E-retailers can spice up their sales if they add ‘romance’ and other Valentine’s Day-related words to their subject lines.

Valentine’s Day is a week away, and retailers are hoping shoppers will have some extra affection left over for them.

Jeweler Tiffany & Co., No. 127 in the Internet Retailer 2016 Top 500 Guide, is giving shoppers until  3 p.m. Eastern on Monday to place their online orders in time for complimentary delivery by Valentine’s Day, which is the following day.

Online jewelry retailer Blue Nile Inc. (No. 82), is also giving its customers a little extra time. Blue Nile promises to deliver custom diamond jewelry ordered by 5 p.m. Eastern on Monday for free by Valentine’s Day, while almost all other items ordered by 7 p.m. Eastern can be received in time for Feb. 14.

Meanwhile, Sterling Jewelers (parent company Signet Jewelers Ltd. is No. 122) is offering free overnight shipping on online orders placed through 2 p.m. Eastern on Monday, which is the deadline to have an item delivered in time for the holiday. According to a report from wedding resource website The Knot, 8% of all couples that get engaged this year will get engaged this month, with December being the most popular month to get engaged at 15%. According to the Top 500 Guide, online accounted for 7.3% of total retail sales for the 16 retailers in the jewelry category in 2015.

Flash-sale retailer Rue La La (No. 80) created a Valentine’s boutique of products that also served custom content to shoppers based on their response to a question about their relationship status. Shoppers who provided their email address could choose from three answers: “It’s casual,” “It’s exclusive” and “It’s for life.” The retailer began curating its Valentine’s Day product mix well in advance of the holiday, a spokeswoman says, though she declined to specify how far in advance or how much business picks up this time of year.


Much like in shoppers’ personal lives, retailers that use romance in their messaging could increase engagement. Marketing emails around Valentine’s Day in 2016 with the word “romance” in the subject line had an open rate that was 71% better than those that didn’t, according to a report from web hosting and online marketing services vendor GoDaddy Operating Co. LLC.

“Using holiday-related words like ‘romance’ or ‘crush’ in your email marketing subject lines ahead of Valentine’s Day, you tap into what customers are already looking for and can see large increases in open rates and sales,” GoDaddy director of product marketing Eric Gilbert says.
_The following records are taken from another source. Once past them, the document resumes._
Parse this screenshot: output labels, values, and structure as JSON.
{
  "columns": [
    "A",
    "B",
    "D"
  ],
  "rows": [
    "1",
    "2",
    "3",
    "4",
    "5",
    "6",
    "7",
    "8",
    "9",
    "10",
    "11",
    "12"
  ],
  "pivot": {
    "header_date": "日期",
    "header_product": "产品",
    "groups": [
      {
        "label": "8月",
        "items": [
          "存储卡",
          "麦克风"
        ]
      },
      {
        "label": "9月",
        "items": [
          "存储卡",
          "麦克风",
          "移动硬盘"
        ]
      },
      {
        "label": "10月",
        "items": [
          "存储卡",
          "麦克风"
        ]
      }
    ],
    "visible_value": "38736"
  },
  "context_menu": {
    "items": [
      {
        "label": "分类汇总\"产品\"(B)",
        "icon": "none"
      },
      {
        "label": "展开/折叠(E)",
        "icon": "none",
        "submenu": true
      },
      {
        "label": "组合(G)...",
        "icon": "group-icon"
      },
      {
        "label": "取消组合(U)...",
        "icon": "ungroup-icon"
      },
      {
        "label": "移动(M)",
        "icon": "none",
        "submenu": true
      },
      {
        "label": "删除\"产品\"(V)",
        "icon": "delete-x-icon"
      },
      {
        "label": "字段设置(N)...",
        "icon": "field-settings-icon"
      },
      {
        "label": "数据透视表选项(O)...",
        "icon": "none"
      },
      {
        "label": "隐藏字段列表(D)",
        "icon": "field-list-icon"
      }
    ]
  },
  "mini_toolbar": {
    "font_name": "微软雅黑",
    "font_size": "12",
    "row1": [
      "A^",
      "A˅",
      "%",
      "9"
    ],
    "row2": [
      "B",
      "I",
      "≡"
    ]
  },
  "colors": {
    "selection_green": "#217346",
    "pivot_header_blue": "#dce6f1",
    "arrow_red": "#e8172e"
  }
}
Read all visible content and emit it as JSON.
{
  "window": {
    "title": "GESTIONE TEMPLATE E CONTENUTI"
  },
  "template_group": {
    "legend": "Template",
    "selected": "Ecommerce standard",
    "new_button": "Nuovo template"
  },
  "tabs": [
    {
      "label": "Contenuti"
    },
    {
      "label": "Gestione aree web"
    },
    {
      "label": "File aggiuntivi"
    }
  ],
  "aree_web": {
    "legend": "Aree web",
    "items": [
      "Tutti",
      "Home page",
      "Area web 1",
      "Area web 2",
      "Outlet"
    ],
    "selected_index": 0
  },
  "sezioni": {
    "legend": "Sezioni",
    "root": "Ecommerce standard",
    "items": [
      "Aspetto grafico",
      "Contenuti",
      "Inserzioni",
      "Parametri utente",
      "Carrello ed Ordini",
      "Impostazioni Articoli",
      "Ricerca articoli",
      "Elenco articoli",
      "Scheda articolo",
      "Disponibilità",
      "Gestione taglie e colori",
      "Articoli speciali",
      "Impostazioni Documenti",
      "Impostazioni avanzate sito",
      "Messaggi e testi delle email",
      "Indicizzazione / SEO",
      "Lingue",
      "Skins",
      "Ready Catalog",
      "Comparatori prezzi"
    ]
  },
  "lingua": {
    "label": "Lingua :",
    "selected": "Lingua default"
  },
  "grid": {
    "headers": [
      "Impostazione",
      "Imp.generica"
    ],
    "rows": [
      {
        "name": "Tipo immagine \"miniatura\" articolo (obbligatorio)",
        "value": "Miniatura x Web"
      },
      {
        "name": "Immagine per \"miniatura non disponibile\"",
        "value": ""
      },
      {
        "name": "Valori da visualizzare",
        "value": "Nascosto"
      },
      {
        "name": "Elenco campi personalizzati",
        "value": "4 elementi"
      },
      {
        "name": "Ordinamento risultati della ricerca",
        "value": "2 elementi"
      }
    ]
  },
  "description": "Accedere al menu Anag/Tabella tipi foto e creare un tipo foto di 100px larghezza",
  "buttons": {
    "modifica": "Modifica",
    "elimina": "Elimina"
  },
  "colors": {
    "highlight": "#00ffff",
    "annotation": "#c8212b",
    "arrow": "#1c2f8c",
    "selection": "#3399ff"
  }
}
Retailers can also boost their sales by making it easy for consumers to shop across channels. 40% of all shoppers will take an omnichannel approach to their Valentine’s Day purchasing this year by shopping online and in stores, according to a survey of more than 1,000 U.S. shoppers for cash-back affiliate site Ebates conducted by market research company Propeller Insights. 17% of all shoppers will shop for Valentine’s Day online only, while 41% will shop in-store only. The company did not conduct a similar survey last year. Only 9% of all women surveyed wanted jewelry this Valentine’s Day, with “something thoughtful” leading the pack at 15%. An Ebates spokeswoman defined “something thoughtful” as being something that a partner had mentioned in the past that her partner remembered to pick up or something handmade. “Something thoughtful” proved popular with men as well, with 14% saying that was what they wanted most, while a romantic getaway and chocolate candy tied for second at 9%.

Spending on Valentine’s Day is projected to be $18.2 billion, down 7.6% from a 10-year high of $19.7 billion last year, according to a report from National Retail Federation in conjunction with Prosper Insights & Analytics, That $18.2 billion represents a three-year low point in spending. Prosper and the NRF surveyed nearly 7,600 shoppers in the U.S. from Jan. 4-11 to come up with its projections. The average spend per shopper is expected to drop 7.0% to $136.57, down from $146.84 last year. The NRF and Prosper do not break out online sales figures in the report.